In other news, Amazon has decided to punish independently published authors for having their books stolen by illegal book sites by removing them from Kindle Unlimited. Kindle Unlimited is a sort of Netflix for ebooks. Members of the program can read books for free. Amazon’s logic is that the author has broken their contract in which they promised Amazon exclusive ebook sales rights. Now, Amazon knows full well that authors don’t want their books stolen and are the real victims here. This sort of idiocy is why people pirate in the first place. “Oh, you’re going to take away my choice to read this book for free on Kindle, which will pay the author a few shekels per page? Well then, I’ll just download it from an illegal site where the author receives nothing instead.”

Sigh.


TTFN
-Tony

Wednesday, March 01, 2023

2023.03.01

 There has been a lot of brouhaha lately about artificial intelligence, especially concerning chatbots. For those who do not know, a chatbot is a program that responds to words and phrases in a way that mimics conversation. For years, there have been ones you can rent to pretend that you have a friend. Of course, if you truly love your friend, not only will you pay a subscription to keep talking with them, but you will spend money to accessorize their imaginary bodies with nice clothing, purses, and sunglasses. This is where the real trouble with A.I. lies: Not with the A.I. itself but with the easy exploitation of human imagination and emotion.

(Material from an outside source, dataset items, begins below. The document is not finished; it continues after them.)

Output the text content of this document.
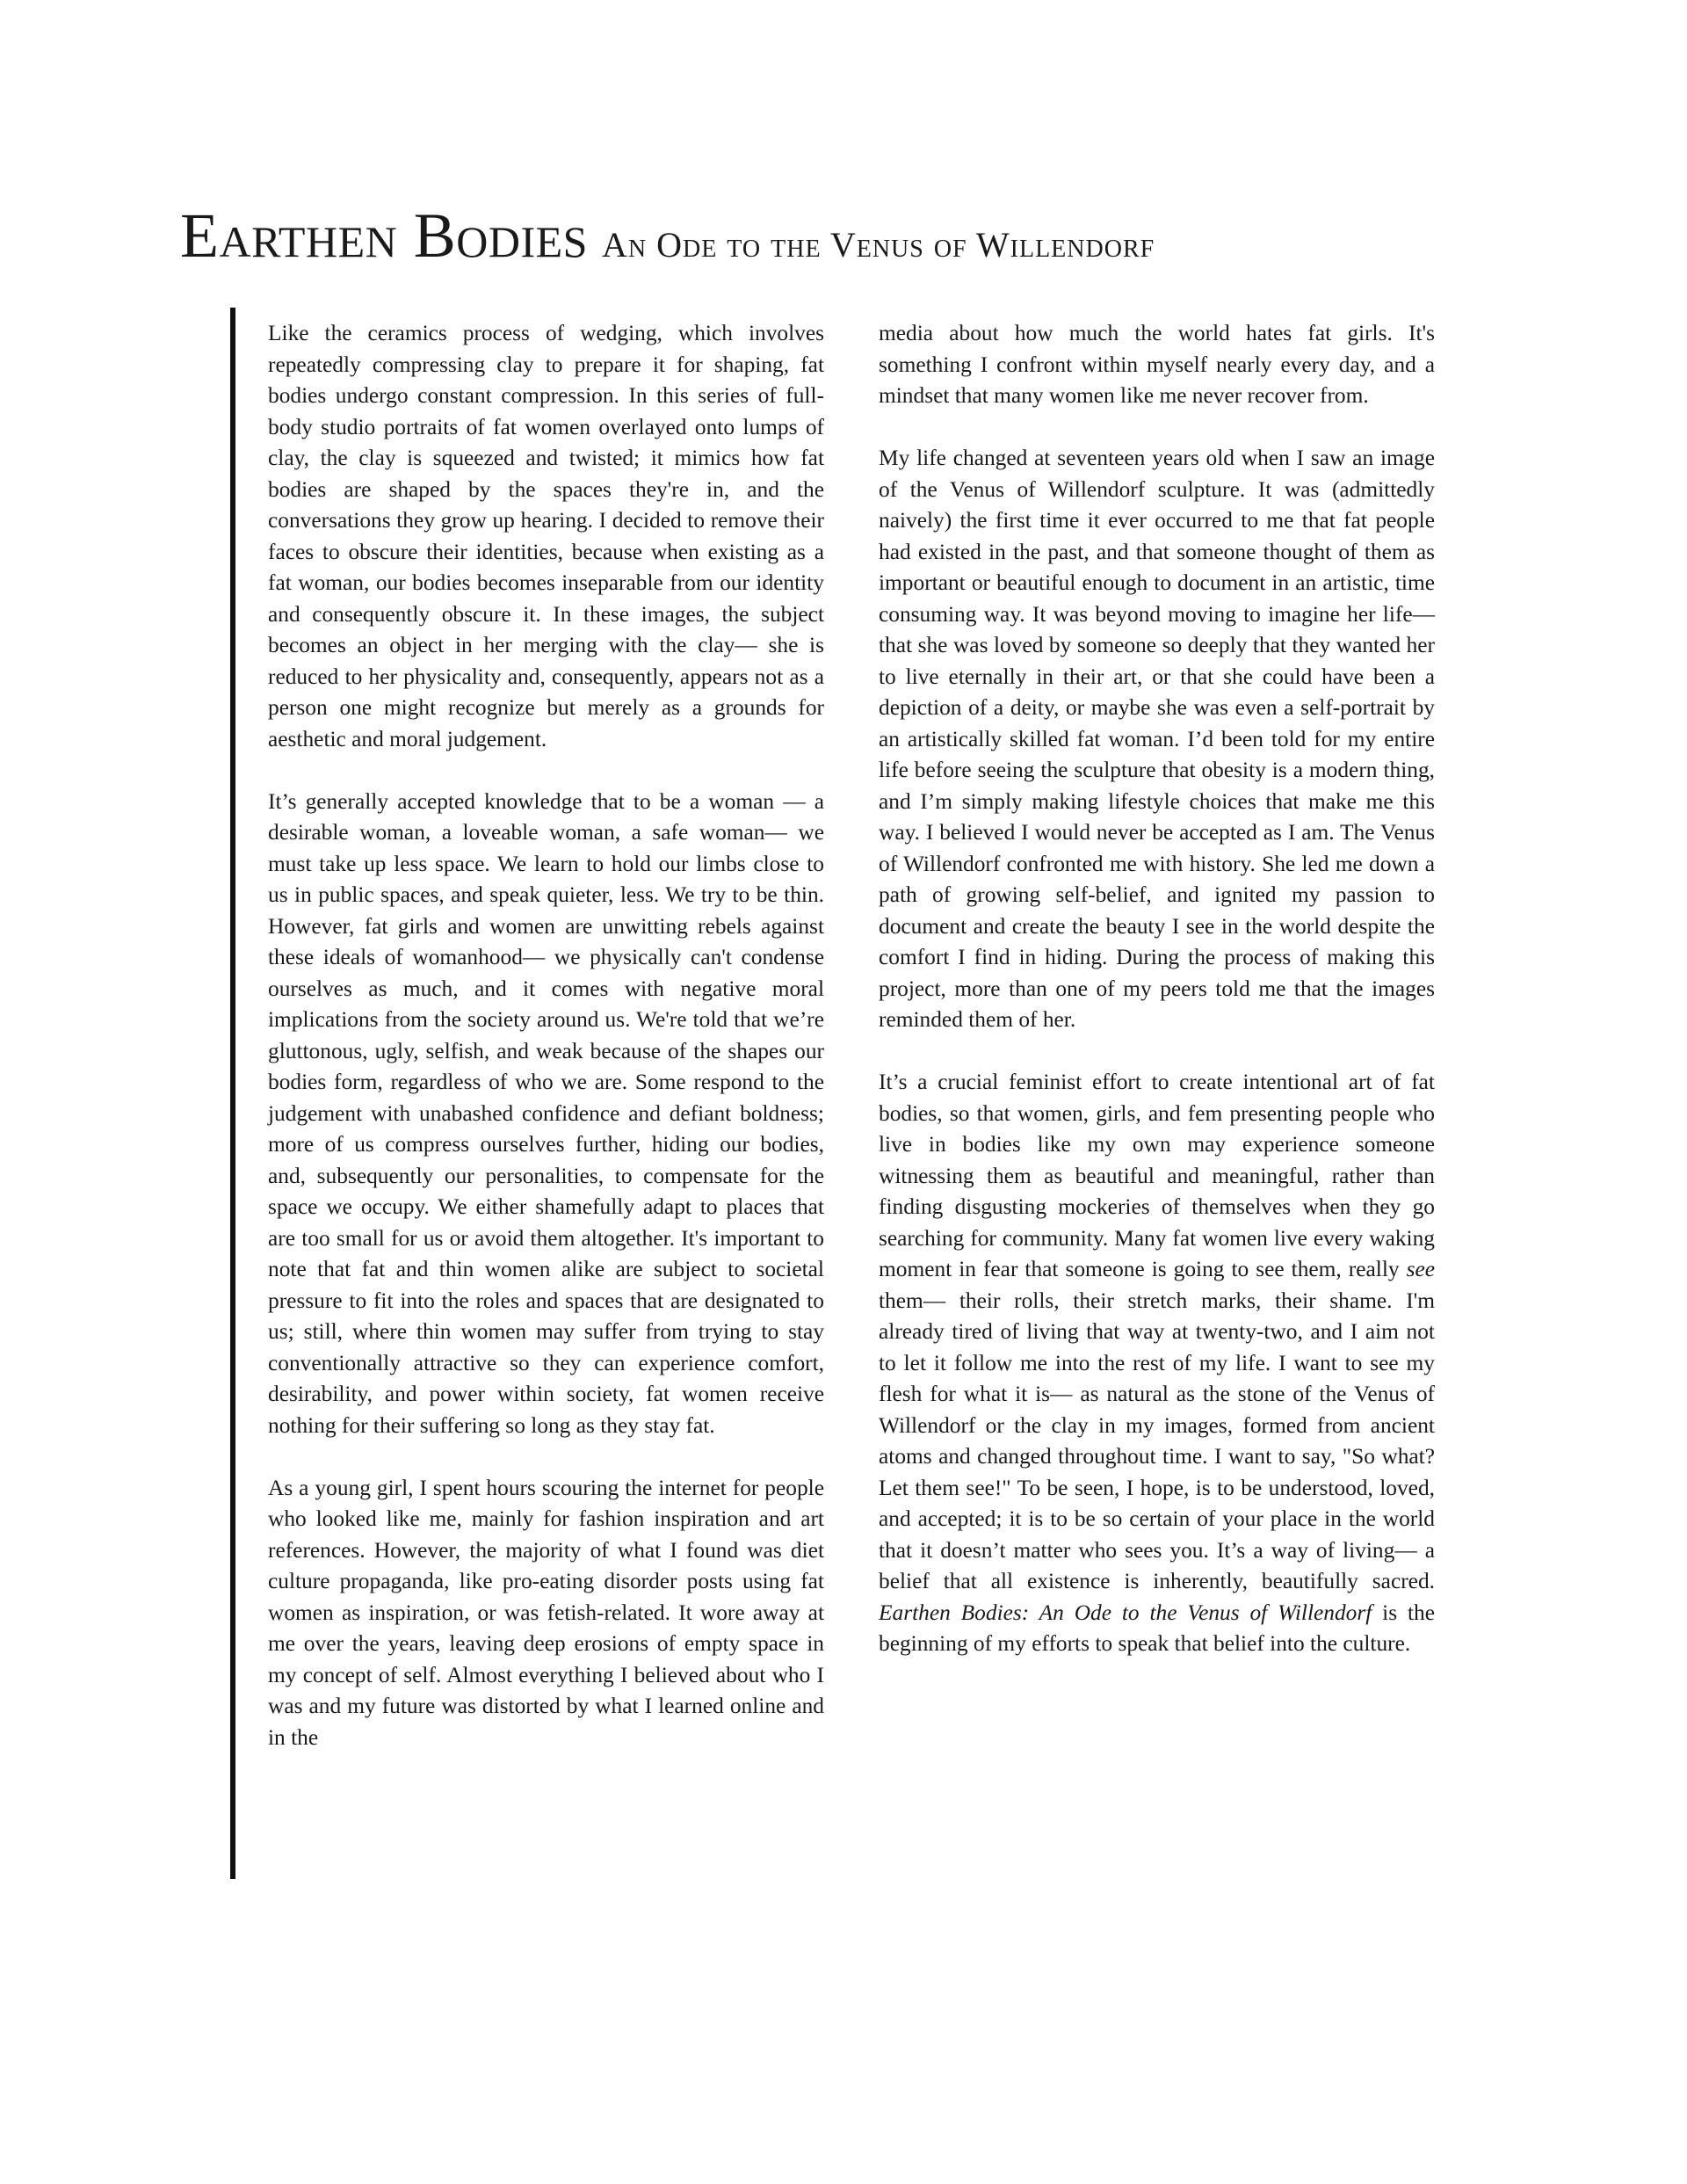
Earthen Bodies An Ode to the Venus of Willendorf

Like the ceramics process of wedging, which involves repeatedly compressing clay to prepare it for shaping, fat bodies undergo constant compression. In this series of full-body studio portraits of fat women overlayed onto lumps of clay, the clay is squeezed and twisted; it mimics how fat bodies are shaped by the spaces they're in, and the conversations they grow up hearing. I decided to remove their faces to obscure their identities, because when existing as a fat woman, our bodies becomes inseparable from our identity and consequently obscure it. In these images, the subject becomes an object in her merging with the clay— she is reduced to her physicality and, consequently, appears not as a person one might recognize but merely as a grounds for aesthetic and moral judgement.

It’s generally accepted knowledge that to be a woman — a desirable woman, a loveable woman, a safe woman— we must take up less space. We learn to hold our limbs close to us in public spaces, and speak quieter, less. We try to be thin. However, fat girls and women are unwitting rebels against these ideals of womanhood— we physically can't condense ourselves as much, and it comes with negative moral implications from the society around us. We're told that we’re gluttonous, ugly, selfish, and weak because of the shapes our bodies form, regardless of who we are. Some respond to the judgement with unabashed confidence and defiant boldness; more of us compress ourselves further, hiding our bodies, and, subsequently our personalities, to compensate for the space we occupy. We either shamefully adapt to places that are too small for us or avoid them altogether. It's important to note that fat and thin women alike are subject to societal pressure to fit into the roles and spaces that are designated to us; still, where thin women may suffer from trying to stay conventionally attractive so they can experience comfort, desirability, and power within society, fat women receive nothing for their suffering so long as they stay fat.

As a young girl, I spent hours scouring the internet for people who looked like me, mainly for fashion inspiration and art references. However, the majority of what I found was diet culture propaganda, like pro-eating disorder posts using fat women as inspiration, or was fetish-related. It wore away at me over the years, leaving deep erosions of empty space in my concept of self. Almost everything I believed about who I was and my future was distorted by what I learned online and in the

media about how much the world hates fat girls. It's something I confront within myself nearly every day, and a mindset that many women like me never recover from.

My life changed at seventeen years old when I saw an image of the Venus of Willendorf sculpture. It was (admittedly naively) the first time it ever occurred to me that fat people had existed in the past, and that someone thought of them as important or beautiful enough to document in an artistic, time consuming way. It was beyond moving to imagine her life— that she was loved by someone so deeply that they wanted her to live eternally in their art, or that she could have been a depiction of a deity, or maybe she was even a self-portrait by an artistically skilled fat woman. I’d been told for my entire life before seeing the sculpture that obesity is a modern thing, and I’m simply making lifestyle choices that make me this way. I believed I would never be accepted as I am. The Venus of Willendorf confronted me with history. She led me down a path of growing self-belief, and ignited my passion to document and create the beauty I see in the world despite the comfort I find in hiding. During the process of making this project, more than one of my peers told me that the images reminded them of her.

It’s a crucial feminist effort to create intentional art of fat bodies, so that women, girls, and fem presenting people who live in bodies like my own may experience someone witnessing them as beautiful and meaningful, rather than finding disgusting mockeries of themselves when they go searching for community. Many fat women live every waking moment in fear that someone is going to see them, really see them— their rolls, their stretch marks, their shame. I'm already tired of living that way at twenty-two, and I aim not to let it follow me into the rest of my life. I want to see my flesh for what it is— as natural as the stone of the Venus of Willendorf or the clay in my images, formed from ancient atoms and changed throughout time. I want to say, "So what? Let them see!" To be seen, I hope, is to be understood, loved, and accepted; it is to be so certain of your place in the world that it doesn’t matter who sees you. It’s a way of living— a belief that all existence is inherently, beautifully sacred. Earthen Bodies: An Ode to the Venus of Willendorf is the beginning of my efforts to speak that belief into the culture.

As I have said before, we do not actually experience the world. We experience a virtual reality model of the world within our minds, created from data acquired by our limited senses. We are all islands of electromagnetic goop simmering in bowls of bone. Yet although we are each locked away in our dungeons, we are wired to be emotionally affected by outside influence. It is bad enough when the people we interact with, the media we consume, and simple everyday life sway our emotions and subconsciousness. Now along comes A.I.s which are happy to pull our strings as well.

I do not fear these programs as it is impossible for them to be malicious. They are neutral ones and zeros. Decades before I was born, science fiction delighted in vilifying A.I.: Landru, Skynet, the psychotic HAL 9000, and my all-time favorite, Harlan Ellison's dagnasty, hateful A.M. In all these scenarios, worldwide governments employ artificial intelligence to benefit humanity, which then turns on us. I find this scenario ridiculous simply because — based on current observation — I cannot imagine any current government using A.I. as anything other than a tool to squeeze every last penny out of us and keep us at each other’s throats.

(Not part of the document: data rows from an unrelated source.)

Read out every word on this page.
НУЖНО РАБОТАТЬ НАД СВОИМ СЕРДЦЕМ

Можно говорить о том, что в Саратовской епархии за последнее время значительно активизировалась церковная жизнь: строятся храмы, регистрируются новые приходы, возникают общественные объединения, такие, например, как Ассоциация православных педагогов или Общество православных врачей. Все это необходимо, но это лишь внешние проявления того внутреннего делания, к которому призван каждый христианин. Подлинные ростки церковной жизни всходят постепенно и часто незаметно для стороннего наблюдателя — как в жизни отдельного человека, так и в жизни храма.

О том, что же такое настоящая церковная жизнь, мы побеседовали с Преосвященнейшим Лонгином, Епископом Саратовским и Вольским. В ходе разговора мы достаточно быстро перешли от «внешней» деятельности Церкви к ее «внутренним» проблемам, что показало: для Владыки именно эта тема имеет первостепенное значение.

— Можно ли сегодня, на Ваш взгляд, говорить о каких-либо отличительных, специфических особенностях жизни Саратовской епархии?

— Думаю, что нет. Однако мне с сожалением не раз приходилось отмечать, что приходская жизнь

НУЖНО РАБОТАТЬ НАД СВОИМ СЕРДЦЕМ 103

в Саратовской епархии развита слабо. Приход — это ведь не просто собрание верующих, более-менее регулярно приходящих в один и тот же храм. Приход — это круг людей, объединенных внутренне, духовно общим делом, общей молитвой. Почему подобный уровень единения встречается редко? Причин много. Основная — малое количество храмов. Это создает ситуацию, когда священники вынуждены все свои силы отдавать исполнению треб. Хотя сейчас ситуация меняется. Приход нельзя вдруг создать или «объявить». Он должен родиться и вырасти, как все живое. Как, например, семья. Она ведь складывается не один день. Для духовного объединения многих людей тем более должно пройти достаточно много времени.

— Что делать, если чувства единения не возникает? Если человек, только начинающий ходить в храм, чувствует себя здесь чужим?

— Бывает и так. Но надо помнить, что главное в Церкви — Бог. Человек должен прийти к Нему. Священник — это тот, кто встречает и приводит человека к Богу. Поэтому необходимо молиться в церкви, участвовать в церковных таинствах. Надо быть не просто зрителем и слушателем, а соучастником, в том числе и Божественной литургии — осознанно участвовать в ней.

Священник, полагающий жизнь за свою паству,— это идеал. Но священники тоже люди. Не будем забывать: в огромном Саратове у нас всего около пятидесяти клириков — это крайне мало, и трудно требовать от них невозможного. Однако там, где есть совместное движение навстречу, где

People have expressed concern because some of these chatbots have gone bonkers and wound up spewing all kinds of depression and hatred. What they should be concerned about is that the chatbots they interact with have learned from past interactions. They are a pastiche of humanity, or rather, those who choose to spend their time interacting with them. (This is why I find most polls bogus: the people who care enough to answer will always throw off the average - but that is a rant for another day.)

Then again, I find myself saying the same old phrases or repeating the same old reactions. Perhaps the way I think and respond to outside stimuli is not that much different from ChatGPT or Replika.

To whom it may concern: I could always use a new pair of Ray-Bans.